### Market basket analysis project

The market basket analysis project utilizes the mlxtend library to analyze purchase patterns and associations in a retail dataset. The dataset, named "online_retail_II.xlsx", is read using the pd.ExcelFile function and stored in a dataframe called "retail".

The dataframe contains the following columns:
- Invoice: The unique identifier for each transaction.
- StockCode: The code for the item purchased.
- Description: The description of the item.
- Quantity: The quantity of the item purchased.
- InvoiceDate: The date and time of the transaction.
- Price: The price of the item.
- Customer ID: The unique identifier for each customer.
- Country: The country where the transaction took place.

The project aims to uncover associations between items frequently purchased together. It uses the Apriori algorithm from the mlxtend library to identify frequent itemsets, which are sets of items that appear together in a specified minimum number of transactions. The parameter "min_support" is set to determine the minimum support threshold for an itemset to be considered frequent.

Once the frequent itemsets are obtained, association rules are generated using the association_rules function. These rules indicate the likelihood of one item being purchased given the presence of another item(s) in a transaction. The parameters "min_threshold" and "metric" are used to set the minimum confidence threshold and the evaluation metric to be used in the rule generation process.

By analyzing the generated association rules, retailers can gain insights into product bundling, cross-selling opportunities, and customer purchasing behavior. This project can be a valuable tool for optimizing marketing strategies, improving product recommendations, and enhancing overall sales performance.



In [2]:
import pandas as pd
from mlxtend.frequent_patterns import apriori
from mlxtend.frequent_patterns import association_rules
import warnings
warnings.filterwarnings('ignore')

In [3]:
# Create an ExcelFile object using the pd.ExcelFile function
xlsx = pd.ExcelFile('online_retail_II.xlsx')

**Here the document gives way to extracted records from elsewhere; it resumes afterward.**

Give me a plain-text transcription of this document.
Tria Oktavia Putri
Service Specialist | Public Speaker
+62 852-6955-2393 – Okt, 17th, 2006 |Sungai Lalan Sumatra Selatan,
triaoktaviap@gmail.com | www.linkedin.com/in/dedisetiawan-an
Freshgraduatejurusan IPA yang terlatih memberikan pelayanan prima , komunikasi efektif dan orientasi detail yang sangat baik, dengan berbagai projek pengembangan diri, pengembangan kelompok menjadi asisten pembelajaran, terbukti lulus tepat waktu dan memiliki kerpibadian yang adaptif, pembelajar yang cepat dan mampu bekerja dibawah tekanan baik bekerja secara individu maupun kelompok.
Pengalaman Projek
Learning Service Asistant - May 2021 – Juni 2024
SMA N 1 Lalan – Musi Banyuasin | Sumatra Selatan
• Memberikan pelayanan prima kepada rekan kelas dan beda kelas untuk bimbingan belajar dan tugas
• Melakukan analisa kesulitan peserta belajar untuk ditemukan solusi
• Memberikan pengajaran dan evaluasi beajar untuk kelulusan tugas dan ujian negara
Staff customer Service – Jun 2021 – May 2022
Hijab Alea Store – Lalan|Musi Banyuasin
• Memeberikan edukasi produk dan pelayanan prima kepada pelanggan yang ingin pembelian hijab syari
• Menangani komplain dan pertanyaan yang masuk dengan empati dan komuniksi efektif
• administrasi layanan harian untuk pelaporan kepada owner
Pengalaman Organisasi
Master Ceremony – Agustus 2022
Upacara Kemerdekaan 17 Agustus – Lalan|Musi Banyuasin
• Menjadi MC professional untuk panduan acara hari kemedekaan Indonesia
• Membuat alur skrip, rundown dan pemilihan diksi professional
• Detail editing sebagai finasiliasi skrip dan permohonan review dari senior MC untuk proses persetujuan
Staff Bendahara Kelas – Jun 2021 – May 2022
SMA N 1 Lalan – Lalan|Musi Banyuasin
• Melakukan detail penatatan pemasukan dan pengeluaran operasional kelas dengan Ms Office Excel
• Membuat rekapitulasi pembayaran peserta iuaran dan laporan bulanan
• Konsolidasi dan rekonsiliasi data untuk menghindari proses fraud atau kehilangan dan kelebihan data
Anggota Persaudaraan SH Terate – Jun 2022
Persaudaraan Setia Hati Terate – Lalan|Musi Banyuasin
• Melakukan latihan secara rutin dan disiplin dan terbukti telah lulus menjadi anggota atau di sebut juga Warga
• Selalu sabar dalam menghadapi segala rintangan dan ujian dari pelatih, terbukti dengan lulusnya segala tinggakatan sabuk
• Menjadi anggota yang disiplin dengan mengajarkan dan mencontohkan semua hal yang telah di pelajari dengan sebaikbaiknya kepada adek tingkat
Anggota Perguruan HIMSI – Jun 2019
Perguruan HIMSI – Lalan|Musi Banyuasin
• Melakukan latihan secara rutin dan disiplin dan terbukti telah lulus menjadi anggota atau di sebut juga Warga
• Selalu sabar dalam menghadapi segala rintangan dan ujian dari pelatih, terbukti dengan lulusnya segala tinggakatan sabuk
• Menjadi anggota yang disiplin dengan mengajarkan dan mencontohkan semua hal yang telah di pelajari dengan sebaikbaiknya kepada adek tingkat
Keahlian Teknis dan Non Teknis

# Read the data from the Excel file into a dataframe called "retail"
retail = pd.read_excel(xlsx)

# Display the first few rows of the dataframe using the .head() function
retail.head()

Unnamed: 0,Invoice,StockCode,Description,Quantity,InvoiceDate,Price,Customer ID,Country
0,489434,85048,15CM CHRISTMAS GLASS BALL 20 LIGHTS,12,2009-12-01 07:45:00,6.95,13085.0,United Kingdom
1,489434,79323P,PINK CHERRY LIGHTS,12,2009-12-01 07:45:00,6.75,13085.0,United Kingdom
2,489434,79323W,WHITE CHERRY LIGHTS,12,2009-12-01 07:45:00,6.75,13085.0,United Kingdom
3,489434,22041,"RECORD FRAME 7"" SINGLE SIZE",48,2009-12-01 07:45:00,2.1,13085.0,United Kingdom
4,489434,21232,STRAWBERRY CERAMIC TRINKET BOX,24,2009-12-01 07:45:00,1.25,13085.0,United Kingdom


In [3]:
retail.isnull().sum()

Invoice             0
StockCode           0
Description      2928
Quantity            0
InvoiceDate         0
Price               0
Customer ID    107927
Country             0
dtype: int64

In [4]:
# Remove leading and trailing whitespaces from the 'Description' column
retail['Description'] = retail['Description'].str.strip()

# Drop rows with missing values in the 'Description' column
retail.dropna(axis=0, subset=['Description'], inplace=True)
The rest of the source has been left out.